Star Wars: The Rise of Skywalker looks set to finally pay off The Last Jedi's divisive Canto Bight scenes. Rian Johnson's The Last Jedi was a marked departure for the Star Wars franchise and deliberately toyed with the audience's expectations in instances such as the final lightsaber battle and Snoke's sudden demise. The Last Jedi attracted a partisan reaction, and while some enjoyed this vastly different take on the traditional Star Wars format, others felt that Johnson's film was a betrayal of what had come before. Perhaps the most derided element of The Last Jedi were the scenes set on the Canto Bight casino planet, and even some of the film's supporters reserved criticism for this particular storyline.

The Resistance's Finn and Rose Tico head out into space to find a master hacker who can stop the First Order tracking the good guys' dwindling fleet of ships. Although they find their man in Benicio del Toro's DJ, the mission is a failure and the hacker sells out his new friends, revealing the Resistance's evacuation to Crait in exchange for his freedom. This final sting is the only way in which the Canto Bight material has a telling impact on the plot, as without DJ's interference, the Resistance might've been able to elude their pursuers. Other than that, Canto Bight is certainly visually impressive, but does very little to push the plot forward considering how much time is spent there.

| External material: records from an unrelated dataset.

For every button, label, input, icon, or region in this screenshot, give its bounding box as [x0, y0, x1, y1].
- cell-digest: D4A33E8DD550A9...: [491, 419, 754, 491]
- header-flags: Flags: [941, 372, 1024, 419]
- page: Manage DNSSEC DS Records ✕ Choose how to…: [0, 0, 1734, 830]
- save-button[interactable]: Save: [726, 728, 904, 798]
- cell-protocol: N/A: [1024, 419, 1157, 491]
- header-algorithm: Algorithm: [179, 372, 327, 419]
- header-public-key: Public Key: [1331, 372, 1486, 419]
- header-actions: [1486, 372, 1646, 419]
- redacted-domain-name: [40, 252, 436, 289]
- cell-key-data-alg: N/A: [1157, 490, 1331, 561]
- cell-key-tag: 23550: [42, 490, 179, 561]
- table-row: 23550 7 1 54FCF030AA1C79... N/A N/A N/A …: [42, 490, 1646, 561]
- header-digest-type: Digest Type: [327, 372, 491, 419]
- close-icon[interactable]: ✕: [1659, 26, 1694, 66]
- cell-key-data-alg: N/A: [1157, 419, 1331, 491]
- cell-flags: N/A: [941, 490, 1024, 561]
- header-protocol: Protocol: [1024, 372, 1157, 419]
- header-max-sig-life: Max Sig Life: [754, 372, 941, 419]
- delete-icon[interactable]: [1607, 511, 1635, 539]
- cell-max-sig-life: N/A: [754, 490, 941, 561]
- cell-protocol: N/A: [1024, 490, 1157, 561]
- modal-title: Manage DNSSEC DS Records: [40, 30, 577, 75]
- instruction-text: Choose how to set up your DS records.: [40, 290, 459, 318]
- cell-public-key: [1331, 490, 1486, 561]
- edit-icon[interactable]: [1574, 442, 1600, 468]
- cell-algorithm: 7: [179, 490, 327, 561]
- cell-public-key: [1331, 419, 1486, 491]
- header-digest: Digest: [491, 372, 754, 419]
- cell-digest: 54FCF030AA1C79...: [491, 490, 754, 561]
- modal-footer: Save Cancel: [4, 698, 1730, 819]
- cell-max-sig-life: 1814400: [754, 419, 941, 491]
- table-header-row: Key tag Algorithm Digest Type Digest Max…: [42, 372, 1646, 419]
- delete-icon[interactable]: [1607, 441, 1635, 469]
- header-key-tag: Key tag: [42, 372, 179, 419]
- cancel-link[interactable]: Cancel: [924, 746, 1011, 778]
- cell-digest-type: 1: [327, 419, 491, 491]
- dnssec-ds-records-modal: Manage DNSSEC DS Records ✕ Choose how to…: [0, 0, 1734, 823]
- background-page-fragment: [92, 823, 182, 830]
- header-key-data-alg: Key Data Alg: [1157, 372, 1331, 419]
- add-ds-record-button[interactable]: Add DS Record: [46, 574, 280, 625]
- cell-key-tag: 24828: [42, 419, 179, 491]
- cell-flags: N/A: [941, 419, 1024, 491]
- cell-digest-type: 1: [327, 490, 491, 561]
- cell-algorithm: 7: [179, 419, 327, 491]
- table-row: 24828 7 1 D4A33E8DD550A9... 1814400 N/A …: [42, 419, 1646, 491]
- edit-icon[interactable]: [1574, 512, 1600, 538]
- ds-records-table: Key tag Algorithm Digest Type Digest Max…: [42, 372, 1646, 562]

Related: Canto Bight Belonged In The Star Wars Prequels

Fortunately, The Rise of Skywalker will give Canto Bight a far deeper significance. In the recently released final trailer for Star Wars 9, it becomes clear that ordinary citizens of the galaxy have started to join the Resistance in numbers. There's Poe's "good people will fight if we lead them" line, the image of a bolstered Resistance force sitting around listening to Lando and the dramatic shot of the Millennium Falcon leading a mismatch of assorted ships that have allied to the Resistance's cause. This development finally pays off the Canto Bight story from The Last Jedi.

Broom Boy in Star Wars The Last Jedi

The fights between the Rebel Alliance and the Empire, or the Resistance and the First Order, mostly take place in a bubble. The opposing forces of good and evil will usually fight in space, inside a Death Star, or on a remote planet such as Hoth, Endor or Crait. This trope removes their heroic struggle from the everyday lives of people in the galaxy. Although the Canto Bight criticism might've been justified in the context of The Last Jedi as a standalone film, it succeeded in bringing the work of the Resistance to the very people they strive to protect. Finn and Rose smash up the opulent casino, free the fathiers from captivity and inspire the children being forced to work the stables, leaving the youngsters with a heroic impression of the Resistance and the Jedi.

Although it may not have affected The Last Jedi's story in any significant fashion, seeing the interplay between the Resistance and the wider Star Wars population directly sets up why ordinary people suddenly start siding with the good guys in The Rise of Skywalker. The Rebels, Resistance and Jedi have always been an isolated bunch, only ever teaming up with others on an ad hoc basis, such as the Ewoks in Return of the Jedi or the Wookies in the prequel trilogy. They've never managed to inspire the mass social uprising that one might expect when faced with the tyranny of the Empire and its offshoots, and it would've been jarring to see everyday folk signing up to fight in The Rise of Skywalker if the change in public mood hadn't already been foreshadowed by the Canto Bight scenes in The Last Jedi.